On the electron theory of metals

Abstract

The most serious defect of the modern theory of metals is the very unsatisfactory manner in which it takes account of the forces of interaction between the valency electrons of the metal. This is well shown in the anomalies characteristic of the electrical properties of the ferromagnetics ; from the standpoint of Bloch’s theory they are quite inexplicable, as the criterion of ferromagnetism itself can be formulated only in the language of a more accurate theory which takes account of the exchange effects. The problem of construction such a systematic theory of metals, which could enable us to treat their electric and magnetic properties simultaneously, reduces itself substantially to choosing a suitable approximation scheme. At first sight it would seem most natural to us the scheme applied so successfully by Heisenberg in explaining the phenomena of ferromagnetism. Here the metal is considered, in the zero approximation, as an assembly of isolated electrically neutral atoms; in the following approximations, account is taken of the interaction of the valency electrons not only with the ions of the metal but also with each other. In his Leipzig Report, Bloch asserts that such a scheme affords an adequate tool for dealing with all the characteristic properties of metals, in particular with the electrical conduction. We are, however, of the opinion that this assertion is incorrect , and that, in reality, Heisenberg’s approximation cannot be used in the theory of electrical conduction simply because, in this approximation, the metal is not a conductor.
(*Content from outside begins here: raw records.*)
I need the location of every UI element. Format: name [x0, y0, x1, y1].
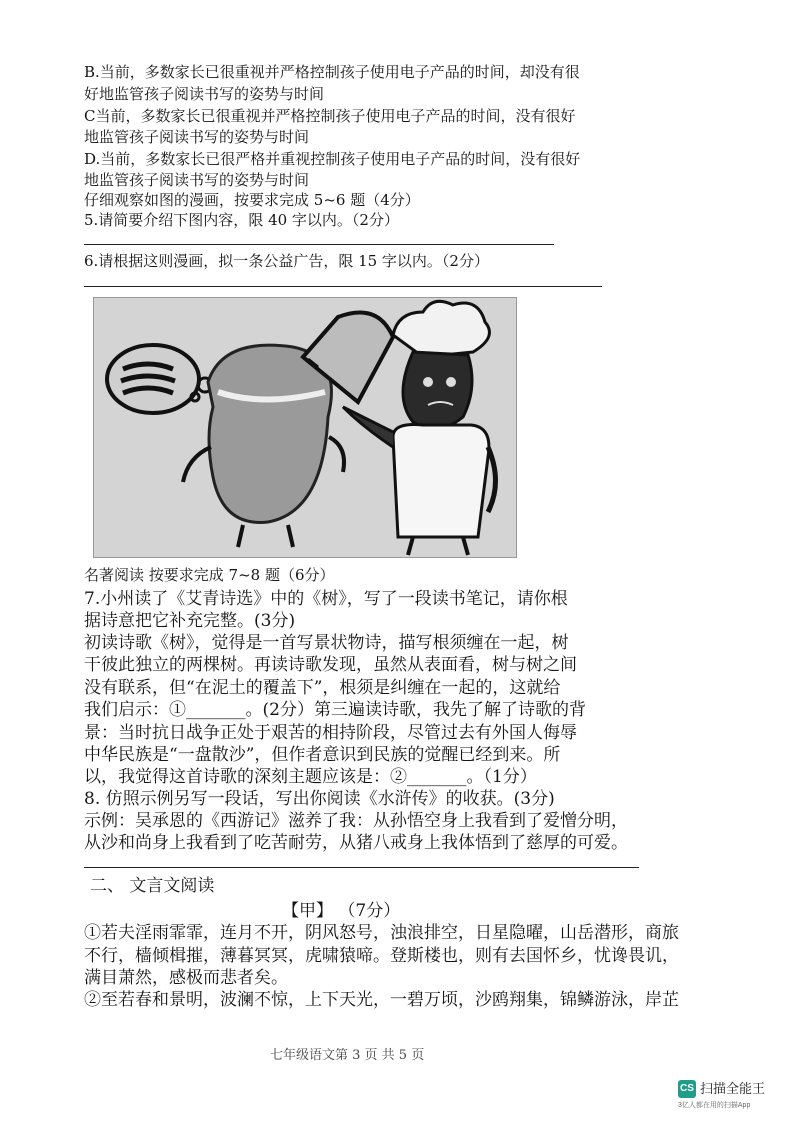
- passage-jia-heading: 【甲】 （7分）: [282, 901, 401, 921]
- note-line-3: 没有联系，但“在泥土的覆盖下”，根须是纠缠在一起的，这就给: [84, 678, 561, 698]
- example-line-1: 示例：吴承恩的《西游记》滋养了我：从孙悟空身上我看到了爱憎分明，: [84, 811, 628, 831]
- note-line-7: 以，我觉得这首诗歌的深刻主题应该是：②_______。（1分）: [84, 767, 537, 787]
- option-d-line-2: 地监管孩子阅读书写的姿势与时间: [84, 171, 310, 189]
- option-d-line-1: D.当前，多数家长已很严格并重视控制孩子使用电子产品的时间，没有很好: [84, 150, 581, 168]
- passage-line-1: ①若夫淫雨霏霏，连月不开，阴风怒号，浊浪排空，日星隐曜，山岳潜形，商旅: [84, 923, 679, 943]
- question-7-line-1: 7.小州读了《艾青诗选》中的《树》，写了一段读书笔记，请你根: [84, 589, 568, 609]
- note-line-6: 中华民族是“一盘散沙”，但作者意识到民族的觉醒已经到来。所: [84, 745, 561, 765]
- question-5: 5.请简要介绍下图内容，限 40 字以内。（2分）: [84, 211, 399, 229]
- section-classic-reading: 名著阅读 按要求完成 7~8 题（6分）: [84, 566, 335, 584]
- passage-line-2: 不行，樯倾楫摧，薄暮冥冥，虎啸猿啼。登斯楼也，则有去国怀乡，忧谗畏讥，: [84, 946, 679, 966]
- question-8: 8. 仿照示例另写一段话，写出你阅读《水浒传》的收获。(3分): [84, 789, 555, 809]
- option-c-line-2: 地监管孩子阅读书写的姿势与时间: [84, 128, 310, 146]
- example-line-2: 从沙和尚身上我看到了吃苦耐劳，从猪八戒身上我体悟到了慈厚的可爱。: [84, 833, 628, 853]
- answer-line-q5: [84, 244, 554, 245]
- question-6: 6.请根据这则漫画，拟一条公益广告，限 15 字以内。（2分）: [84, 252, 489, 270]
- camscanner-name: 扫描全能王: [700, 1081, 766, 1096]
- section-classical-chinese: 二、 文言文阅读: [90, 876, 215, 896]
- camscanner-logo-icon: CS: [678, 1080, 696, 1098]
- answer-line-q6: [84, 286, 602, 287]
- option-b-line-2: 好地监管孩子阅读书写的姿势与时间: [84, 85, 325, 103]
- passage-line-4: ②至若春和景明，波澜不惊，上下天光，一碧万顷，沙鸥翔集，锦鳞游泳，岸芷: [84, 990, 679, 1010]
- answer-line-q8: [84, 867, 639, 868]
- option-c-line-1: C当前，多数家长已很重视并严格控制孩子使用电子产品的时间，没有很好: [84, 107, 576, 125]
- comic-instruction: 仔细观察如图的漫画，按要求完成 5~6 题（4分）: [84, 191, 420, 209]
- passage-line-3: 满目萧然，感极而悲者矣。: [84, 968, 288, 988]
- comic-drawing: [93, 297, 517, 558]
- comic-image: [93, 297, 517, 558]
- note-line-4: 我们启示：①_______。(2分）第三遍读诗歌，我先了解了诗歌的背: [84, 700, 586, 720]
- question-7-line-2: 据诗意把它补充完整。(3分): [84, 611, 296, 631]
- note-line-2: 干彼此独立的两棵树。再读诗歌发现，虽然从表面看，树与树之间: [84, 655, 577, 675]
- note-line-5: 景：当时抗日战争正处于艰苦的相持阶段，尽管过去有外国人侮辱: [84, 723, 577, 743]
- page-footer: 七年级语文第 3 页 共 5 页: [270, 1048, 425, 1063]
- camscanner-tagline: 3亿人都在用的扫描App: [678, 1102, 751, 1109]
- option-b-line-1: B.当前，多数家长已很重视并严格控制孩子使用电子产品的时间，却没有很: [84, 63, 580, 81]
- note-line-1: 初读诗歌《树》，觉得是一首写景状物诗，描写根须缠在一起，树: [84, 633, 569, 653]
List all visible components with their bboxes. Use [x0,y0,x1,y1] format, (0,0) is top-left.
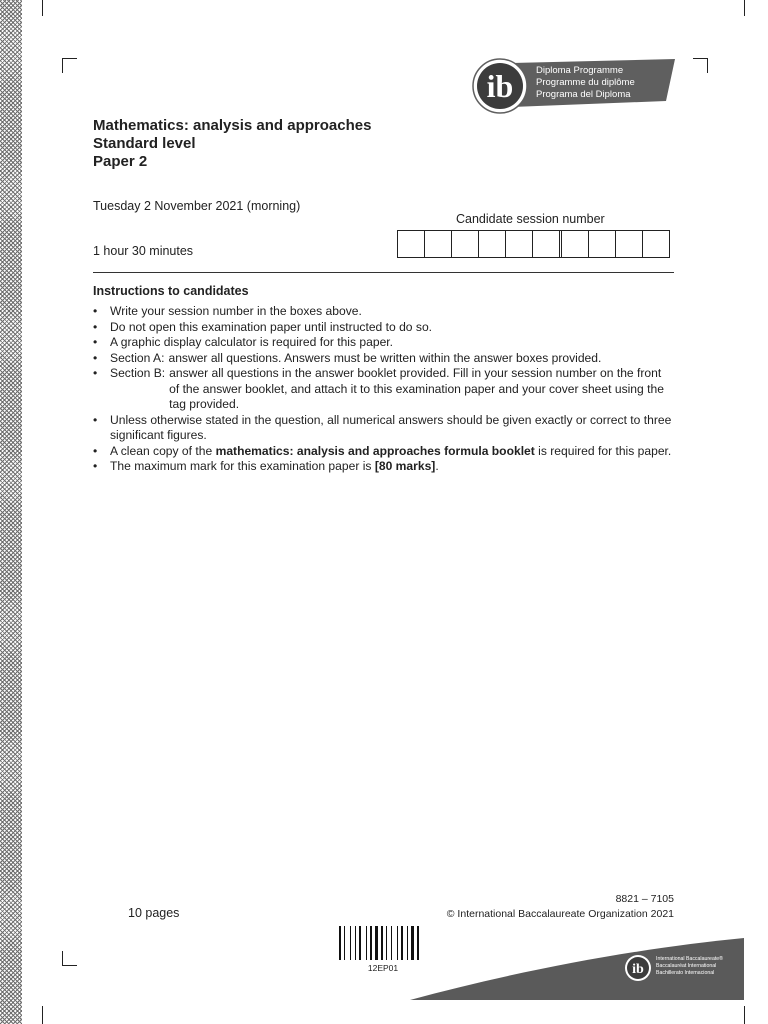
bottom-tick-left [42,1006,43,1024]
logo-line-3: Programa del Diploma [536,89,631,100]
list-item: • Write your session number in the boxes above. [93,304,673,320]
barcode-bar [366,926,367,960]
barcode-bar [386,926,387,960]
ib-diploma-logo [470,57,675,114]
copyright: © International Baccalaureate Organization 2021 [446,908,674,920]
list-item [93,444,673,460]
barcode-bar [370,926,372,960]
list-item [93,351,673,367]
session-box[interactable] [452,231,479,257]
section-b-text: answer all questions in the answer booklet provided. Fill in your session number on the front of the answer booklet, and attach it to this examination paper and your cover sheet using the tag provided. [169,366,664,411]
barcode-bar [339,926,341,960]
top-tick-right [744,0,745,16]
maxmark-post: . [435,459,439,473]
list-item: • Do not open this examination paper until instructed to do so. [93,320,673,336]
list-item [93,459,673,475]
list-item: • A graphic display calculator is required for this paper. [93,335,673,351]
barcode-bar [350,926,351,960]
page-count: 10 pages [128,906,180,920]
list-item: • Unless otherwise stated in the question, all numerical answers should be given exactly or correct to three significant figures. [93,413,673,444]
barcode-bar [359,926,361,960]
org-line-2: Baccalauréat International [656,963,717,969]
formula-post: is required for this paper. [534,443,672,458]
logo-line-2: Programme du diplôme [536,77,635,88]
session-box[interactable] [398,231,425,257]
section-a-tag: • Section A: [110,350,165,365]
exam-date: Tuesday 2 November 2021 (morning) [93,199,301,213]
bottom-tick-right [744,1006,745,1024]
maxmark-pre: The maximum mark for this examination paper is [110,459,375,473]
ib-letters: ib [486,68,514,104]
paper-title: Paper 2 [93,153,148,170]
session-box[interactable] [643,231,669,257]
logo-line-1: Diploma Programme [536,65,624,76]
session-box[interactable] [425,231,452,257]
section-b-tag: • Section B: [110,366,166,380]
barcode-bar [391,926,392,960]
barcode-bar [355,926,356,960]
level-title: Standard level [93,135,196,152]
subject-title: Mathematics: analysis and approaches [93,117,372,134]
exam-duration: 1 hour 30 minutes [93,244,194,258]
session-number-label: Candidate session number [456,212,605,226]
exam-title-block [93,117,371,171]
session-number-boxes[interactable] [397,230,670,258]
formula-pre: A clean copy of the [110,443,216,458]
session-box[interactable] [533,231,562,257]
session-box[interactable] [616,231,643,257]
org-line-3: Bachillerato Internacional [656,970,715,976]
barcode-bar [344,926,345,960]
session-box[interactable] [562,231,589,257]
session-box[interactable] [479,231,506,257]
session-box[interactable] [589,231,616,257]
top-tick-left [42,0,43,16]
formula-booklet-name: mathematics: analysis and approaches formula booklet [215,443,535,458]
list-item [93,366,673,413]
header-divider [93,272,674,273]
barcode-bar [381,926,383,960]
instructions-heading: Instructions to candidates [93,284,249,298]
session-box[interactable] [506,231,533,257]
max-marks: [80 marks] [374,459,436,473]
barcode-label: 12EP01 [367,963,399,973]
barcode-bar [375,926,378,960]
org-line-1: International Baccalaureate® [656,956,723,962]
binding-edge-strip [0,0,22,1024]
paper-code: 8821 – 7105 [615,893,674,905]
ib-footer-band [400,930,744,1000]
instructions-list [93,304,673,475]
section-a-text: answer all questions. Answers must be written within the answer boxes provided. [168,350,602,365]
footer-ib-letters: ib [632,962,644,977]
barcode-bar [397,926,398,960]
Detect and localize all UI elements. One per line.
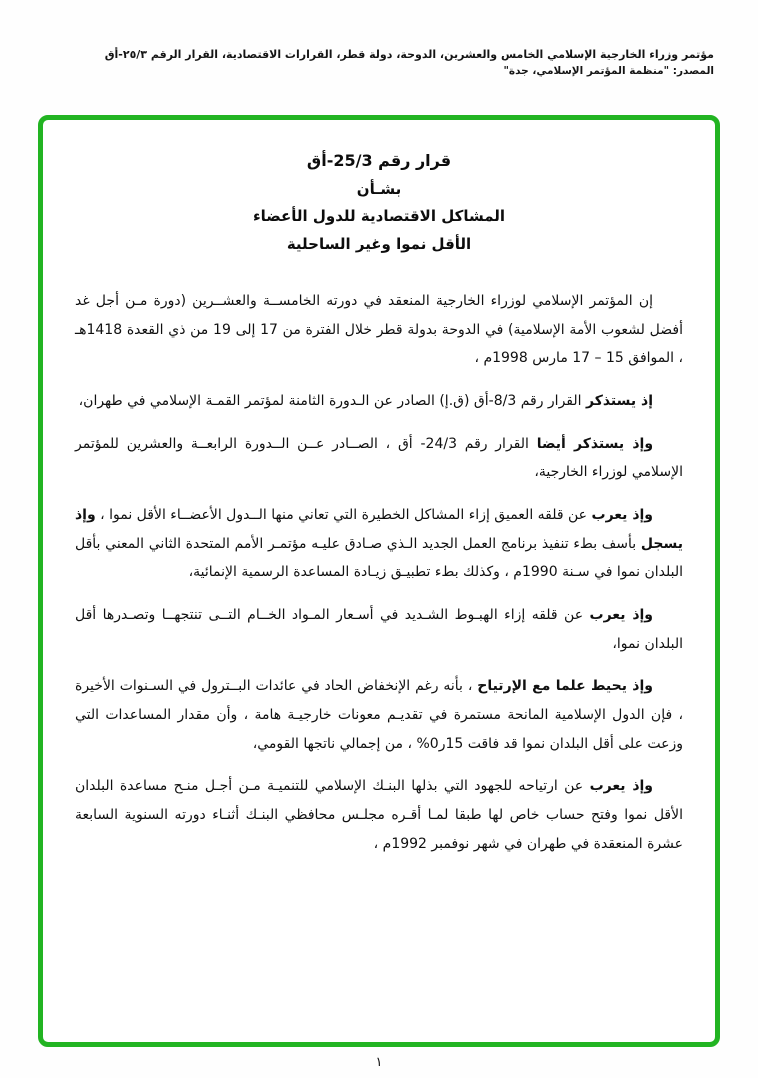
paragraph-lead-in: وإذ يحيط علما مع الإرتياح — [477, 678, 653, 695]
paragraph-text: بأسف بطء تنفيذ برنامج العمل الجديد الـذي صـادق عليـه مؤتمـر الأمم المتحدة الثاني المعني بأقل البلدان نموا في سـنة 1990م ، وكذلك بطء تطبيـق زيـادة المساعدة الرسمية الإنمائية، — [75, 535, 683, 581]
resolution-subject-label: بشـأن — [356, 179, 402, 198]
paragraph-lead-in: وإذ يستذكر أيضا — [536, 435, 654, 452]
header-source-line-2: المصدر: "منظمة المؤتمر الإسلامي، جدة" — [503, 65, 714, 78]
paragraph-text: إن المؤتمر الإسلامي لوزراء الخارجية المنعقد في دورته الخامســة والعشــرين (دورة مـن أجل غد أفضل لشعوب الأمة الإسلامية) في الدوحة بدولة قطر خلال الفترة من 17 إلى 19 من ذي القعدة 1418هـ ، الموافق 15 – 17 مارس 1998م ، — [75, 292, 683, 367]
paragraph — [75, 287, 683, 373]
resolution-subject-line-1: المشاكل الاقتصادية للدول الأعضاء — [252, 207, 506, 226]
paragraph — [75, 601, 683, 658]
paragraph — [75, 672, 683, 758]
paragraph-text: القرار رقم 8/3-أق (ق.إ) الصادر عن الـدورة الثامنة لمؤتمر القمـة الإسلامي في طهران، — [78, 392, 586, 409]
paragraph-lead-in: وإذ يسجل — [75, 506, 683, 552]
paragraph-lead-in: وإذ يعرب — [589, 778, 654, 795]
document-header — [60, 46, 714, 79]
resolution-number: قرار رقم 25/3-أق — [306, 151, 452, 170]
paragraph — [75, 501, 683, 587]
paragraph-lead-in: وإذ يعرب — [589, 607, 654, 624]
paragraph — [75, 430, 683, 487]
paragraph — [75, 387, 683, 416]
header-source-line-1: مؤتمر وزراء الخارجية الإسلامي الخامس والعشرين، الدوحة، دولة قطر، القرارات الاقتصادية، القرار الرقم ٢٥/٣-أق — [104, 48, 714, 61]
paragraph-text: القرار رقم 24/3- أق ، الصــادر عــن الــدورة الرابعــة والعشرين للمؤتمر الإسلامي لوزراء الخارجية، — [75, 435, 683, 481]
paragraph — [75, 772, 683, 858]
page-number: ١ — [375, 1055, 383, 1070]
resolution-frame — [38, 115, 720, 1047]
paragraph-text: ، بأنه رغم الإنخفاض الحاد في عائدات البــترول في السـنوات الأخيرة ، فإن الدول الإسلامية المانحة مستمرة في تقديـم معونات خارجيـة هامة ، وأن مقدار المساعدات التي وزعت على أقل البلدان نموا قد فاقت 15ر0% ، من إجمالي ناتجها القومي، — [75, 678, 683, 752]
document-body — [75, 287, 683, 859]
paragraph-lead-in: وإذ يعرب — [591, 506, 653, 523]
paragraph-lead-in: إذ يستذكر — [585, 392, 653, 409]
resolution-subject-line-2: الأقل نموا وغير الساحلية — [286, 235, 472, 254]
resolution-title-block — [75, 146, 683, 259]
paragraph-text: عن ارتياحه للجهود التي بذلها البنـك الإسلامي للتنميـة مـن أجـل منـح مساعدة البلدان الأقل نموا وفتح حساب خاص لها طبقا لمـا أقـره مجلـس محافظي البنـك أثنـاء دورته السنوية السابعة عشرة المنعقدة في طهران في شهر نوفمبر 1992م ، — [75, 778, 683, 852]
paragraph-text: عن قلقه إزاء الهبـوط الشـديد في أسـعار المـواد الخــام التــى تنتجهــا وتصـدرها أقل البلدان نموا، — [75, 607, 683, 652]
paragraph-text: عن قلقه العميق إزاء المشاكل الخطيرة التي تعاني منها الــدول الأعضــاء الأقل نموا ، — [95, 506, 592, 523]
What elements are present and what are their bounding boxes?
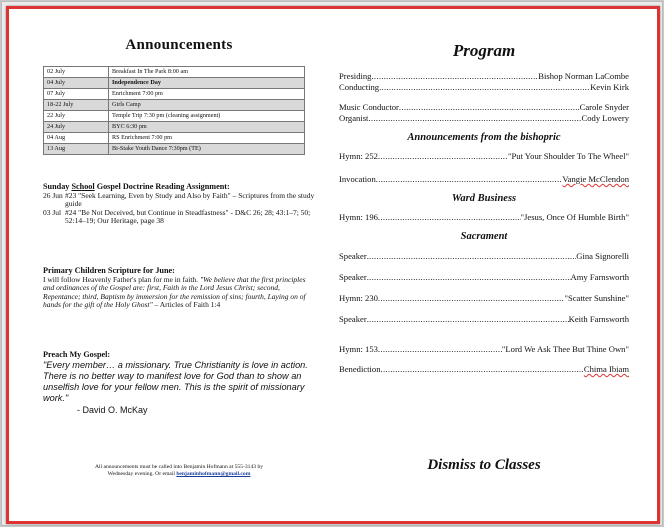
schedule-date: 04 Aug — [44, 133, 109, 144]
preach-heading: Preach My Gospel: — [43, 350, 111, 359]
invocation-line: Invocation ..... Vangie McClendon — [339, 174, 629, 185]
schedule-date: 22 July — [44, 111, 109, 122]
speaker-line: Speaker ..... Amy Farnsworth — [339, 272, 629, 283]
presiding-line: Presiding ..... Bishop Norman LaCombe — [339, 71, 629, 82]
speaker-line: Speaker ..... Gina Signorelli — [339, 251, 629, 262]
reading-item: 03 Jul #24 "Be Not Deceived, but Continue in Steadfastness" - D&C 26; 28; 43:1–7; 50; 52:14–19; Our Heritage, page 38 — [43, 207, 311, 226]
bishopric-announcements-heading: Announcements from the bishopric — [407, 132, 561, 143]
speaker-line: Speaker ..... Keith Farnsworth — [339, 314, 629, 325]
hymn-line: Hymn: 196 ..... "Jesus, Once Of Humble Birth" — [339, 212, 629, 223]
organist-line: Organist ..... Cody Lowery — [339, 113, 629, 124]
schedule-event: BYC 6:30 pm — [109, 122, 305, 133]
schedule-row — [44, 67, 305, 78]
conducting-line: Conducting ..... Kevin Kirk — [339, 82, 629, 93]
schedule-event: Temple Trip 7:30 pm (cleaning assignment) — [109, 111, 305, 122]
ward-business-heading: Ward Business — [451, 193, 517, 204]
schedule-date: 13 Aug — [44, 144, 109, 155]
sunday-school-section — [43, 183, 321, 226]
schedule-event: Enrichment 7:00 pm — [109, 89, 305, 100]
music-conductor-line: Music Conductor ..... Carole Snyder — [339, 102, 629, 113]
schedule-date: 07 July — [44, 89, 109, 100]
page-content — [9, 9, 657, 521]
hymn-line: Hymn: 153 ..... "Lord We Ask Thee But Thine Own" — [339, 344, 629, 355]
schedule-event: Breakfast In The Park 8:00 am — [109, 67, 305, 78]
schedule-event: RS Enrichment 7:00 pm — [109, 133, 305, 144]
schedule-row — [44, 111, 305, 122]
schedule-event: Independence Day — [109, 78, 305, 89]
schedule-date: 04 July — [44, 78, 109, 89]
email-link[interactable]: benjaminhofmann@gmail.com — [176, 471, 251, 477]
schedule-row — [44, 100, 305, 111]
program-column — [339, 41, 629, 375]
benediction-line: Benediction ..... Chima Ibiam — [339, 364, 629, 375]
schedule-event: Girls Camp — [109, 100, 305, 111]
schedule-event: Bi-Stake Youth Dance 7:30pm (TE) — [109, 144, 305, 155]
announcements-title: Announcements — [125, 37, 233, 53]
hymn-line: Hymn: 252 ..... "Put Your Shoulder To The Wheel" — [339, 151, 629, 162]
primary-text: I will follow Heavenly Father's plan for me in faith. "We believe that the first principles and ordinances of the Gospel are: first, Faith in the Lord Jesus Christ; second, Repentance; third, Baptism by immersion for the remission of sins; fourth, Laying on of hands for the gift of the Holy Ghost" – Articles of Faith 1:4 — [43, 274, 306, 310]
schedule-row — [44, 144, 305, 155]
schedule-table — [43, 66, 305, 155]
hymn-line: Hymn: 230 ..... "Scatter Sunshine" — [339, 293, 629, 304]
reading-item: 26 Jun #23 "Seek Learning, Even by Study and Also by Faith" – Scriptures from the study guide — [43, 190, 315, 209]
dismiss-to-classes: Dismiss to Classes — [427, 457, 541, 473]
announcement-footer: All announcements must be called into Benjamin Hofmann at 555-3143 by Wednesday evening. Or email benjaminhofmann@gmail.com — [94, 464, 264, 477]
primary-section — [43, 267, 315, 310]
preach-author: - David O. McKay — [77, 404, 148, 415]
schedule-row — [44, 78, 305, 89]
announcements-column — [33, 37, 325, 155]
primary-heading: Primary Children Scripture for June: — [43, 266, 175, 275]
schedule-date: 02 July — [44, 67, 109, 78]
schedule-date: 18-22 July — [44, 100, 109, 111]
program-page — [6, 6, 660, 524]
schedule-row — [44, 133, 305, 144]
preach-my-gospel-section — [43, 351, 315, 414]
sacrament-heading: Sacrament — [460, 231, 508, 242]
program-title: Program — [452, 41, 516, 60]
schedule-row — [44, 89, 305, 100]
schedule-row — [44, 122, 305, 133]
schedule-date: 24 July — [44, 122, 109, 133]
sunday-school-heading: Sunday School Gospel Doctrine Reading Assignment: — [43, 182, 230, 191]
preach-quote: "Every member… a missionary. True Christianity is love in action. There is no better way to manifest love for God than to show an unselfish love for your fellow men. This is the spirit of missionary work." — [43, 359, 308, 403]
In fact, it can be proved in quite a general manner (for special cases it has already been proved by Slater), that in all the stationary states of Heisenberg’s scheme the total current carried by the valency electrons of the metal is equal to zero; this result does not depend on any one special property of the perturbation equations, but simply follows from the fact that only the non-polar states of the system are chosen as zero approximation, i. e ., only those states in which each atom of the metal is electrically neutral. Such a theory considers only those transitions of electrons from one atom to another, in which two electrons simultaneously change places ( i. e ., only the exchange processes); such transitions cannot of course give rise to an electric current.